The product obtained is characterized by the following parameters;

viscosity limit melting point 1.35 dl / g 245 ° C

This product contains 7% by weight of trioxyethylene glycol groups based on the total weight. The ohmic resistance value is 4.4.10.

Example 10

In a 6-liter stainless steel reactor, 1 kg of 2000-molecular-weight dicarboxylic polyamide 6-6 is reacted with 212 g of polyoxyeeylene glycol of the moocular molarity of 425 and 3.5 g of non-butyl-ortho-titanate TiCO3.

The reaction mixture is gassed in an atmosphere until the temperature reaches ²⁷⁰ ° C. ^p and ^k , a vacuum of 67.5 Pa is created in the reactor and the reaction is allowed to proceed for 1 hour at 265 ° C with vigorous stirring, then for a further hour at 285 ° C.

The product obtained is characterized by the following parameters:

viscosity limit 1.40 dl / g melting point 245 ° C

This product contains 15% by weight, polyoxyethylene glycol groups, based on total moisture content.

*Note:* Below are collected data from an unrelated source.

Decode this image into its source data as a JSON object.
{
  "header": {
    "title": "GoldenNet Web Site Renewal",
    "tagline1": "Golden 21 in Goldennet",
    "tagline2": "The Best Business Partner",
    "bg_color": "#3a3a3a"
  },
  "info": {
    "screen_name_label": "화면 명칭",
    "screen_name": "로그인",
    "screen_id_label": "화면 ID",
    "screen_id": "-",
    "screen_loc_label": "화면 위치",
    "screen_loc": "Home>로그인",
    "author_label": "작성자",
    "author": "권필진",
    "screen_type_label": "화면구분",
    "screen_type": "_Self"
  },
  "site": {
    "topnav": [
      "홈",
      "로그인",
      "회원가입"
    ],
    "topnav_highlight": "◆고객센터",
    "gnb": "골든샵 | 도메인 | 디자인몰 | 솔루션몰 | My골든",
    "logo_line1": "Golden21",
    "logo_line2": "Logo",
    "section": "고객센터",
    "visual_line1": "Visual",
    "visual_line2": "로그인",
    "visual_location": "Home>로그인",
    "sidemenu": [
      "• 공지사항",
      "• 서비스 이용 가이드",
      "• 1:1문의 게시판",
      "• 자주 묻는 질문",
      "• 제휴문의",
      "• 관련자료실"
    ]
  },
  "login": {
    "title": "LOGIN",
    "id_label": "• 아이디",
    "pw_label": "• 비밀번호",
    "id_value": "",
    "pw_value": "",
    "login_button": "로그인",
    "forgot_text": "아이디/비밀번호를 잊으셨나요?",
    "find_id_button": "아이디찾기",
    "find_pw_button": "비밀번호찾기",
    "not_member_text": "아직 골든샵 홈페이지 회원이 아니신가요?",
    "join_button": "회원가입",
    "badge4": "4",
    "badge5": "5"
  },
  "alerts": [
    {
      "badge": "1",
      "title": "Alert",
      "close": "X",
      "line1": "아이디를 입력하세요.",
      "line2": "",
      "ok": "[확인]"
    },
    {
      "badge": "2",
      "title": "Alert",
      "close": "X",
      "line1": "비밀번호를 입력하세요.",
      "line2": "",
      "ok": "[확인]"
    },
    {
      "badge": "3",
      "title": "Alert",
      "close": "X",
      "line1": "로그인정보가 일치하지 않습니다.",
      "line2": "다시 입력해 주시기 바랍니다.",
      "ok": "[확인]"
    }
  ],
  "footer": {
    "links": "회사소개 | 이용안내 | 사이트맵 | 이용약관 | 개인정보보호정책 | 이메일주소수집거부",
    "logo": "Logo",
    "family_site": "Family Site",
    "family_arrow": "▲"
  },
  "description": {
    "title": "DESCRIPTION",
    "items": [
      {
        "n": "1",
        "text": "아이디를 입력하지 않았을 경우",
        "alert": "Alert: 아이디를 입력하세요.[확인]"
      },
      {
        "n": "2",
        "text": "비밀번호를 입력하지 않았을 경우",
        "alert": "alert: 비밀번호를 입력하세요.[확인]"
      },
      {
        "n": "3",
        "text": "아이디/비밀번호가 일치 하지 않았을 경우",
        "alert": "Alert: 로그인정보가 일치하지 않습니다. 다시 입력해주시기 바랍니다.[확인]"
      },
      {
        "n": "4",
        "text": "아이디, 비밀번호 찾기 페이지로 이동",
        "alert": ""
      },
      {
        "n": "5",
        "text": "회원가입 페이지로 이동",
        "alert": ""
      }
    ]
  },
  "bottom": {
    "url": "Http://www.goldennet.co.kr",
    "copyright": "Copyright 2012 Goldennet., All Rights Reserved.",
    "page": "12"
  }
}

Its OH ^ l.cký resistance per length of ¹ m has todnotu ¹ second ¹ 0 ^.

Claims (1)

SUBJECT OF THE INVENTION A process for the preparation of aliphatic linear polyester amides or copolyester esters of amides in which the proportion by weight of polyester or polyether groups is in the range of 1 to 20%, preferably in the range of 3 to 15%, is characterized by to 66 (6.6 Pa at 200-300 ° C) a linear polyamide having carboxyl end groups selected from the group consisting of polyamide 11, polyamide 6 and polyamide 6,6 having a molecular weight in the catalyst of reaction is reacted as catalyst. from 300 to 10,000, preferably about 2,000, with a large, linear, non-C1 to 6 carbon atom, or with a polyoxyalkylene glycol having a molecular weight of 150 to 500, having from 1 to 4 carbon atoms in the alkyl group The new part has a ratio in the range of from 1 to 10, preferably from 2 to 4, in an oocular ratio of from 1 to 10, mega-1 / dkVa, 2 to 4, and preferably from 2 to 4.